This morning we did not have to get up at 3 am...but instead had to report at 8:30 am to our fearless leader, Josh! Our job was to once again remove the thirty-six 40 pound sand bags from the tripods, dismantle the 36, flags and poles, move everything 100 yards away and rebuild it all again. This "flag-tasia" is to inspire the walkers as they leave camp in the morning for their walk and then return again each afternoon. Today, the walkers are walking 21 miles. After this job we were dismissed and had the afternoon to play. In walking to where we would meet our ride, Marcia, better known as "Sis", I picked some wild berries and ate them...yummy!
For our play time, Deborah and the two Marshias went to Seattle to the space needle. Diane, Tzippy and I chose to stay at the hotel. I took a nap, blogged and rested up because all this lifting has not been good for my back...BUT I AM NOT COMPLAINING! I DON'T HAVE BREAST CANCER, SO I CAN DO IT THIS WEEKEND. After the other three returned from Seattle, we toured a lighthouse and then headed for camp.

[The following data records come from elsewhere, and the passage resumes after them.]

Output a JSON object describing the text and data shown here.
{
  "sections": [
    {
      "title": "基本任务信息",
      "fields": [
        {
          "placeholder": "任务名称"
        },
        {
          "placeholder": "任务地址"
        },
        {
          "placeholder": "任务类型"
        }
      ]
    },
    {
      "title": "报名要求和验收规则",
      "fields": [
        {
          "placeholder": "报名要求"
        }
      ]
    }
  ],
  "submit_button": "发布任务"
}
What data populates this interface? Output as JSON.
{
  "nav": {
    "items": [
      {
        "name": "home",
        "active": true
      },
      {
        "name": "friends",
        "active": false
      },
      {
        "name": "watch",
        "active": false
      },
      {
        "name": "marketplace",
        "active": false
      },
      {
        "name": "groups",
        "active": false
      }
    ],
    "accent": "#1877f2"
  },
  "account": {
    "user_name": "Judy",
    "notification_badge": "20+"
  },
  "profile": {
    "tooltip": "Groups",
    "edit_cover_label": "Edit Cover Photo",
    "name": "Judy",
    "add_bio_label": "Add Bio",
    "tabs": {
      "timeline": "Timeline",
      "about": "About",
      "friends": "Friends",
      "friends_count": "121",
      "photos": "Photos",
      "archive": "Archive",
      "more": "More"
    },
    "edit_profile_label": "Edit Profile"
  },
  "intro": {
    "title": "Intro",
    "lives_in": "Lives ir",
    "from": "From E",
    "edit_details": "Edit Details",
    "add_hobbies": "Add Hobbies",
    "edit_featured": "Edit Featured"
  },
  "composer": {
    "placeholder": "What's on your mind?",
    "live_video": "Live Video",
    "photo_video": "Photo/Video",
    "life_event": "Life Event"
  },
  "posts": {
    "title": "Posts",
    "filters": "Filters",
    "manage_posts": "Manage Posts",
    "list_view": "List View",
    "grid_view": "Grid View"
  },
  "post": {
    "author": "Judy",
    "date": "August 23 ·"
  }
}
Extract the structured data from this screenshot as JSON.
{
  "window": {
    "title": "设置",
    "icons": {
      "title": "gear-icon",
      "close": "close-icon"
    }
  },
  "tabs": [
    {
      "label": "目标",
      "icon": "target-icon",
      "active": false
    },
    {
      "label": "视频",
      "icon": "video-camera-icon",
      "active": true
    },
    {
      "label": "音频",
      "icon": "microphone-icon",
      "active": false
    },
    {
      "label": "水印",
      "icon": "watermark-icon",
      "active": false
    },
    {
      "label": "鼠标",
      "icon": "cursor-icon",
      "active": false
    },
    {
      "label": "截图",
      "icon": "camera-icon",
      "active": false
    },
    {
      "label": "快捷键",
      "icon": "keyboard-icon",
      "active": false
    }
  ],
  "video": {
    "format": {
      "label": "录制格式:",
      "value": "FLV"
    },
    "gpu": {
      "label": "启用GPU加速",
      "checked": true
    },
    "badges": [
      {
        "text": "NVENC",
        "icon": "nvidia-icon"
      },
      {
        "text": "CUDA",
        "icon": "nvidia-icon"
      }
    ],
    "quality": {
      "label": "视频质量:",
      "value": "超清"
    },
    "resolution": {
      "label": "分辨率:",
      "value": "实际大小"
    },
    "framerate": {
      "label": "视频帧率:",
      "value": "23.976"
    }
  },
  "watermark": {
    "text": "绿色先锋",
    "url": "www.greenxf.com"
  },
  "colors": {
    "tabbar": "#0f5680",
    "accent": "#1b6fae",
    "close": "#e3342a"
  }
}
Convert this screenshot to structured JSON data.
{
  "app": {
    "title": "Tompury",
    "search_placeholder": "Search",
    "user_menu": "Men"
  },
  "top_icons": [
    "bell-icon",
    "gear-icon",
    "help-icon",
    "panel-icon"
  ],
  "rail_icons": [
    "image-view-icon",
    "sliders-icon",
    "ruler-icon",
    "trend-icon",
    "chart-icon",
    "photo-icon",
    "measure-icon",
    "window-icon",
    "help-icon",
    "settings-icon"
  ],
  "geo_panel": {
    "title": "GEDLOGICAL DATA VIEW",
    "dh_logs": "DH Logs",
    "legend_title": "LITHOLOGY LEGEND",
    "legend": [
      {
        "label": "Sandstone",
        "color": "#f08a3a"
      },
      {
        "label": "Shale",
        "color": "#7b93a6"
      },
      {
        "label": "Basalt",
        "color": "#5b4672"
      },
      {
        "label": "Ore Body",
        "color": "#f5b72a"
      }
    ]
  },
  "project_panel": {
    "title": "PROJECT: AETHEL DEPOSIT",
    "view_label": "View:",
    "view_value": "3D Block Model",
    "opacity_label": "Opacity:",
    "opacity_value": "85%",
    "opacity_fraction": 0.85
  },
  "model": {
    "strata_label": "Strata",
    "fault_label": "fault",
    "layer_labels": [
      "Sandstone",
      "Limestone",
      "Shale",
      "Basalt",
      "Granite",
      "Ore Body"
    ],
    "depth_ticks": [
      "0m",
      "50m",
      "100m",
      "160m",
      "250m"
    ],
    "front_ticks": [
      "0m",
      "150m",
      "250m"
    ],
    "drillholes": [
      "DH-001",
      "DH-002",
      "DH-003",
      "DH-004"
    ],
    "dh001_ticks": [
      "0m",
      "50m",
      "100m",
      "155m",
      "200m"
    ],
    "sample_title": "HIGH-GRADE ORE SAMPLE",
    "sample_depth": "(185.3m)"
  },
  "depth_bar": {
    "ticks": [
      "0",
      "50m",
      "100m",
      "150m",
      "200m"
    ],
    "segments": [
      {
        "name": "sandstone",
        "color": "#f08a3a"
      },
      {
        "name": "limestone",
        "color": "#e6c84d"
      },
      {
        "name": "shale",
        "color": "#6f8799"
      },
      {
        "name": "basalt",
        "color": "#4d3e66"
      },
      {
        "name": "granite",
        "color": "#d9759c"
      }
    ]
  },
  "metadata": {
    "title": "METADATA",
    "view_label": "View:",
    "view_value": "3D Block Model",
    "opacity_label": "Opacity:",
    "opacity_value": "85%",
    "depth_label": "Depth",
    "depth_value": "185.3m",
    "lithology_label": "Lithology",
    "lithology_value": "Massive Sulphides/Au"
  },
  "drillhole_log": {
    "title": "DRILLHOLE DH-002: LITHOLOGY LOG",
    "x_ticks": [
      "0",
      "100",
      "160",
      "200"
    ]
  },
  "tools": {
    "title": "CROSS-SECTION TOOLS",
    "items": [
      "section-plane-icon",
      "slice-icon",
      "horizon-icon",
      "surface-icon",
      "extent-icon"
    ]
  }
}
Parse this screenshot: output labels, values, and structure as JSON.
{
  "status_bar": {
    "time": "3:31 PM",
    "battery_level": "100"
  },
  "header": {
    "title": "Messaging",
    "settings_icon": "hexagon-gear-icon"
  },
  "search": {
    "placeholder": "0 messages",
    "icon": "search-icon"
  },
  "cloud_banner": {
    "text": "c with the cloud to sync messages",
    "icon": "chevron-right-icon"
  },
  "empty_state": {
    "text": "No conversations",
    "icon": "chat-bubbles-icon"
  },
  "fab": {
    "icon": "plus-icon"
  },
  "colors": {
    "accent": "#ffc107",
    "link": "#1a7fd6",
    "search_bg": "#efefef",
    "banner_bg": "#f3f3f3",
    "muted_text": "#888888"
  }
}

We were off-duty from 10-4, when we would report back to camp to cheer on the walkers as they returned to camp. This was very emotional to see the women and a lot more men, returning back to camp. There were a few who really got to me...the 3 generation group of grandmother, daughter and grand-daughter; the woman who just finished chemo earlier this year, the women who obviously have had a mastectomy...wow! It is all very emotional and inspirational. I got to scan the walkers as they crossed the finish line so I was able to greet them by name and say welcome back to camp. I adopted my sisters comment from my post from yesterday..."forget Disneyland, 3-Day Camp is the happiest place on earth!"
After our cheering duties were over we had to wait until the last walker was in camp and then our work would start again...you guessed it, moving the 36 flags!. Then we had to collect and dismantle all the wind masters...these are the placards, 2'x3', that are all over camp telling people where the medical tents are, the food, showers, etc. These wind masters are not light weight either, thus the name wind master, they can withstand the wind and not get knocked over. Deborah and Josh drove around camp in a mule and brought them back to where we were waiting at the truck, where we dismantled, and filed all the placards, lifted the wind masters into the truck and then our work was over. We finally finished around 9 pm and were back to the hotel and in bed by 10:30.